Ritch R. Exfoliation syndrome. In: Ritch R, Shields MB, Krupin T, eds. The Glaucomas. 2nd ed. St Louis: Mosby; 1996:993–1022. Schlötzer-Schrehardt U, Naumann GO. Ocular and systemic pseudoexfoliation syndrome. Am J Ophthalmol. 2006;141(5):921–
937.
Thorleifsson G, Magnusson KP, Sulem P, et al. Common sequence variants in the LOXL1 gene confer susceptibility to exfoliation glaucoma. Science. 2007;317(5843):1397–1400.
Pigmentary Glaucoma
The pigment dispersion syndrome consists of pigment deposition on the corneal endothelium in a vertical spindle pattern (Krukenberg spindle; Fig 4-5), in the trabecular meshwork, and on the lens periphery. Typically, peripheral iris transillumination defects are also present. The spindle pattern on the posterior cornea is caused by the aqueous convection currents and subsequent phagocytosis of pigment by the corneal endothelium. The presence of Krukenberg spindles is not absolutely necessary to make the diagnosis of pigment dispersion syndrome, and it may occur in other diseases, such as exfoliation syndrome. Characteristic spokelike loss of the iris pigment epithelium occurs, manifesting as transillumination defects in the iris midperiphery (Fig 4-6). The peripheral iris transillumination defects appear in front of the lens zonular fibers.
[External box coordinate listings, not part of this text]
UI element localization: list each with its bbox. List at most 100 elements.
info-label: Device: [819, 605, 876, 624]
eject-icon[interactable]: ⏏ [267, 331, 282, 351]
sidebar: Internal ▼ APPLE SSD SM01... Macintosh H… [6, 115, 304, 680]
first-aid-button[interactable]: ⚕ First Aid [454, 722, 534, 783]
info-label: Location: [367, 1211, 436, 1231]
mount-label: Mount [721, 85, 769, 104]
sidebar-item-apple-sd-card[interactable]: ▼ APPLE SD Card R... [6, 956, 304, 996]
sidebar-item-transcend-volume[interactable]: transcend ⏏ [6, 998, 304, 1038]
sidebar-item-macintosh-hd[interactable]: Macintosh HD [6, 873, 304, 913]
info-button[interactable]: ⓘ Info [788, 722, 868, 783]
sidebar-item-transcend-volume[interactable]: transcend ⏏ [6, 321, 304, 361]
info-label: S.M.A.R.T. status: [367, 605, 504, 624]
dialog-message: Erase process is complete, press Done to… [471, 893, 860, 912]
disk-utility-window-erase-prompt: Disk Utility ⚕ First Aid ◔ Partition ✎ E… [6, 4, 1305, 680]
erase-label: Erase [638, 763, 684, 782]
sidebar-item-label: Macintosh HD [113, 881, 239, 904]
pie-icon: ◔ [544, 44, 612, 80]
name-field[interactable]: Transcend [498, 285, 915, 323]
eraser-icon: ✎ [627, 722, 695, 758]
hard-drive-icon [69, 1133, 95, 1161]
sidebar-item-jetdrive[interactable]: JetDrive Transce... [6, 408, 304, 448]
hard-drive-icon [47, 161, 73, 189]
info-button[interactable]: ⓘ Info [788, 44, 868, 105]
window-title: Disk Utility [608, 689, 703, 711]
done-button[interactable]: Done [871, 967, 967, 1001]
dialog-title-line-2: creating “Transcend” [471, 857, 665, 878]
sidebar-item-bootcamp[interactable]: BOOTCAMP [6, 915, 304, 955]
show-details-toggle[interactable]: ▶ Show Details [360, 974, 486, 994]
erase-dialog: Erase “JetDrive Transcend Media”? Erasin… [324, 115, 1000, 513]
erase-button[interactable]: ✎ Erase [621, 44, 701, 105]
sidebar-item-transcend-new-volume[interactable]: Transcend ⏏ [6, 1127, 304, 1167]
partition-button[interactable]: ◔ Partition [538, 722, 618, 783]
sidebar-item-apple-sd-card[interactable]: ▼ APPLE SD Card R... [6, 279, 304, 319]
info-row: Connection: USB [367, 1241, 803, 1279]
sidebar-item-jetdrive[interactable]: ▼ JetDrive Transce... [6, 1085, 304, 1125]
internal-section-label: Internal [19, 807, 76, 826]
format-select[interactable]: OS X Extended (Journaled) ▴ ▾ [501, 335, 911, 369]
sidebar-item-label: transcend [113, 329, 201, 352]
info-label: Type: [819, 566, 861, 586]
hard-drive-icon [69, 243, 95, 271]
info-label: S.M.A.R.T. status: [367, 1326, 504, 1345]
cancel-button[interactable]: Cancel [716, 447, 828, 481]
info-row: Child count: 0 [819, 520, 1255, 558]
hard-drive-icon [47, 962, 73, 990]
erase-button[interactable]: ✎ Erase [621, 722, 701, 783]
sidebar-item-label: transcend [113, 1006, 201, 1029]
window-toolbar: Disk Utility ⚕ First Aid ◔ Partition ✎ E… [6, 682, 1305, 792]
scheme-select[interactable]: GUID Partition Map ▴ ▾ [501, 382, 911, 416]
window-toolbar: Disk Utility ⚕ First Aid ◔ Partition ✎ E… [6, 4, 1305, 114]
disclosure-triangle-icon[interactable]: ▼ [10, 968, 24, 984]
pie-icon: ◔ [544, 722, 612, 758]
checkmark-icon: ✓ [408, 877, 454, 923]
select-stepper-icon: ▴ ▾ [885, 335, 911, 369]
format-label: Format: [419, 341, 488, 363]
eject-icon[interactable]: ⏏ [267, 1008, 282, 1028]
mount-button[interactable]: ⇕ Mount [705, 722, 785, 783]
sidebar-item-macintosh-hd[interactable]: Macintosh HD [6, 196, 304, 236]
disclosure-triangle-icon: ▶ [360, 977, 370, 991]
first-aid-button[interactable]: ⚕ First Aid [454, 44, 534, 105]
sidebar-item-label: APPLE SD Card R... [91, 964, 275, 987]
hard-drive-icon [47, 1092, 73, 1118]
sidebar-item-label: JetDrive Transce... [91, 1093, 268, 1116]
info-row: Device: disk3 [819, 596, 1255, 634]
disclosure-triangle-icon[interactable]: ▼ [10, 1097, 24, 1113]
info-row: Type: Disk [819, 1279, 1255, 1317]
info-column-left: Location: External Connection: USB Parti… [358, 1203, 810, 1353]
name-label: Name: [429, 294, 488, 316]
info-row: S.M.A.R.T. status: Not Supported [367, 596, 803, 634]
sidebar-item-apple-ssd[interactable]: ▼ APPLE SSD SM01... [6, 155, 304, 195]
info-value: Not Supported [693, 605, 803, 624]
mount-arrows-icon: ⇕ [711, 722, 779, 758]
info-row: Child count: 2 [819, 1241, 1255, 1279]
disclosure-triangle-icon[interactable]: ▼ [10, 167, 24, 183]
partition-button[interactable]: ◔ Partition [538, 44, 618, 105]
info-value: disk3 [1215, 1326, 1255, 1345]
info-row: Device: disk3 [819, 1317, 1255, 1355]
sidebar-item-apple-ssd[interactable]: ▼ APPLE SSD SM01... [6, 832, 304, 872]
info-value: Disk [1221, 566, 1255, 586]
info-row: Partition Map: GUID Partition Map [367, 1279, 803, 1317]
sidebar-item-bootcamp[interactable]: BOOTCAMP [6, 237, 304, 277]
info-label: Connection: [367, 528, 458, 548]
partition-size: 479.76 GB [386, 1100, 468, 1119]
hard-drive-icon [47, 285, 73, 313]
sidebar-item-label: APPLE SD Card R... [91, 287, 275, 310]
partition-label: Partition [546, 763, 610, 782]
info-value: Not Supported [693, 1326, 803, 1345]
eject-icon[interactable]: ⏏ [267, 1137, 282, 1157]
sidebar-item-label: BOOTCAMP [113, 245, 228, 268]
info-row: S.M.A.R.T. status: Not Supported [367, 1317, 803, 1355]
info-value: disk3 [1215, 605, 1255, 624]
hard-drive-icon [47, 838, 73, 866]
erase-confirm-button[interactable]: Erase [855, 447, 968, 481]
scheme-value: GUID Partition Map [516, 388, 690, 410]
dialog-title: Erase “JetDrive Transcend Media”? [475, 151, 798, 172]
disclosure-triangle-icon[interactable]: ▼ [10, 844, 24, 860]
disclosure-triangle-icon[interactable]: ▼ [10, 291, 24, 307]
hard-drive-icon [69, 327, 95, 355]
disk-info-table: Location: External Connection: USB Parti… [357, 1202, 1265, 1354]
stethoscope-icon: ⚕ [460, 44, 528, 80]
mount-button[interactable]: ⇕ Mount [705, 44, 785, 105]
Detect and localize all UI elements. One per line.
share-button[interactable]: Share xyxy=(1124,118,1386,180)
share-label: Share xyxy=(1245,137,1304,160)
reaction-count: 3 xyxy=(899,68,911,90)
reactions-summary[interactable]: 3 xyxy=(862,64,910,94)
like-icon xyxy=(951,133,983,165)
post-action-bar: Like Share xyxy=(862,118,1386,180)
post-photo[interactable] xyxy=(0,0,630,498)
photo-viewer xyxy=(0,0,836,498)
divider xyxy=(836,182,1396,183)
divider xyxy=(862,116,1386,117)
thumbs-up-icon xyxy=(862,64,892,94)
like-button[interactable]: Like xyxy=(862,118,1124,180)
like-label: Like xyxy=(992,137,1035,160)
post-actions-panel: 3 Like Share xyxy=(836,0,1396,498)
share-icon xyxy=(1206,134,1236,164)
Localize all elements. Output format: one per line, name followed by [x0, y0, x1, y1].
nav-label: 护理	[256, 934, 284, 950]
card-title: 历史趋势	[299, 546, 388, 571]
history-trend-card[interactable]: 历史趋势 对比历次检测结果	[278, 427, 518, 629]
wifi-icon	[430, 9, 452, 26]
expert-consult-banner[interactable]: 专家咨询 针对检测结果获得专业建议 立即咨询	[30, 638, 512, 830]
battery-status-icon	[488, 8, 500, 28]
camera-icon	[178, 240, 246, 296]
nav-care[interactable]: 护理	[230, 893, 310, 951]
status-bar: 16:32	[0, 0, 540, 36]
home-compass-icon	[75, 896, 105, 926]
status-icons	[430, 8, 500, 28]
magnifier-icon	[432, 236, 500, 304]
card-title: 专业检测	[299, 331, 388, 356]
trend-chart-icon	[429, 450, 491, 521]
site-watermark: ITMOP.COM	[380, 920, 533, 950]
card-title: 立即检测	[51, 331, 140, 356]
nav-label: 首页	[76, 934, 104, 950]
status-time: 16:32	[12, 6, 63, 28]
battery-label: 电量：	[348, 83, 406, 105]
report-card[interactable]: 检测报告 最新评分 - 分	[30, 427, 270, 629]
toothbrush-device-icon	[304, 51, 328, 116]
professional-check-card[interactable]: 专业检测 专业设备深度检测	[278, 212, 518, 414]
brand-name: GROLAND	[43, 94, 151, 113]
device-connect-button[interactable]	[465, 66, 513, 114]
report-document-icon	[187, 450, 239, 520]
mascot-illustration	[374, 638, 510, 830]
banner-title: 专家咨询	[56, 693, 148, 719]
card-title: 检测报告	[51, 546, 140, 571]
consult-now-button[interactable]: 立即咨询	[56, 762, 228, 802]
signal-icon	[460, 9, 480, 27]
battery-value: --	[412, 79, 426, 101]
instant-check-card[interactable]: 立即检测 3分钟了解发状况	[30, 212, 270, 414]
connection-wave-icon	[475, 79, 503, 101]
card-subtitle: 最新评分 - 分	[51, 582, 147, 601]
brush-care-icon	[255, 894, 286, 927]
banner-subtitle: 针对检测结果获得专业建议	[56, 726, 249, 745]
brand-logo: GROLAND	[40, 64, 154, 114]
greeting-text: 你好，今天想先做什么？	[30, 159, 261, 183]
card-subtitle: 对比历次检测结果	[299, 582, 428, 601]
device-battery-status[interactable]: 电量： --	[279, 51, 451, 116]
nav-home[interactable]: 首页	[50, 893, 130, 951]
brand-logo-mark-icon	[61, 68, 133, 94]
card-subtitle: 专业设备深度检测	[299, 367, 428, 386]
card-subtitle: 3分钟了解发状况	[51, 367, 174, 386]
Figure 4-5 Krukenberg spindle (arrow). (Courtesy of L. J. Katz, MD.)
Figure 4-6 Classic spokelike iris transillumination defects seen in pigment dispersion syndrome. (Courtesy of Angelo P. Tanna,
MD.)
Gonioscopy reveals a homogeneous, densely pigmented trabecular meshwork with speckled pigment at or anterior to the Schwalbe line (Fig 4-7), often forming a Sampaolesi line. The midperipheral iris is often concave in appearance, bowing posteriorly, toward the zonular fibers. When the eye is dilated, pigment deposits can be seen on the zonular fibers, the anterior hyaloid, and the lens capsule near the equator of the lens (Zentmayer line; Fig 4-8).
Figure 4-7 Characteristic heavy, uniform pigmentation of the trabecular meshwork (arrows) seen in the pigment dispersion syndrome and pigmentary glaucoma. (Courtesy of M. Roy Wilson, MD.)
Figure 4-8 In pigment dispersion syndrome, pigment deposits can be seen on the equatorial region of the lens capsule (Zentmayer line) and on the zonules. (Courtesy of Angelo P. Tanna, MD.)
This syndrome does not universally lead to glaucoma. An individual with pigment dispersion syndrome may never develop elevated IOP, and various studies have suggested that the risk of an affected individual developing glaucoma is approximately 25%–50%. Pigmentary glaucoma occurs most commonly in white males who have myopia and who are between the ages of 20 and 50 years.
Pigmentary glaucoma is characterized by wide fluctuations in IOP, which can exceed 50 mm Hg in untreated eyes. High IOP often occurs when pigment is released into the aqueous humor, such as following exercise or pupillary dilation. Symptoms may include halos, intermittent visual blurring, and ocular pain.
Posterior bowing of the iris with “reverse pupillary block” configuration is noted in many eyes that have pigmentary glaucoma. This iris configuration results in greater contact of the zonular fibers with the posterior iris surface, with subsequent pigment release. Laser iridotomy has been proposed as a means of minimizing posterior bowing of the iris (Fig 4-9). However, its effectiveness in treating pigmentary glaucoma has not been established.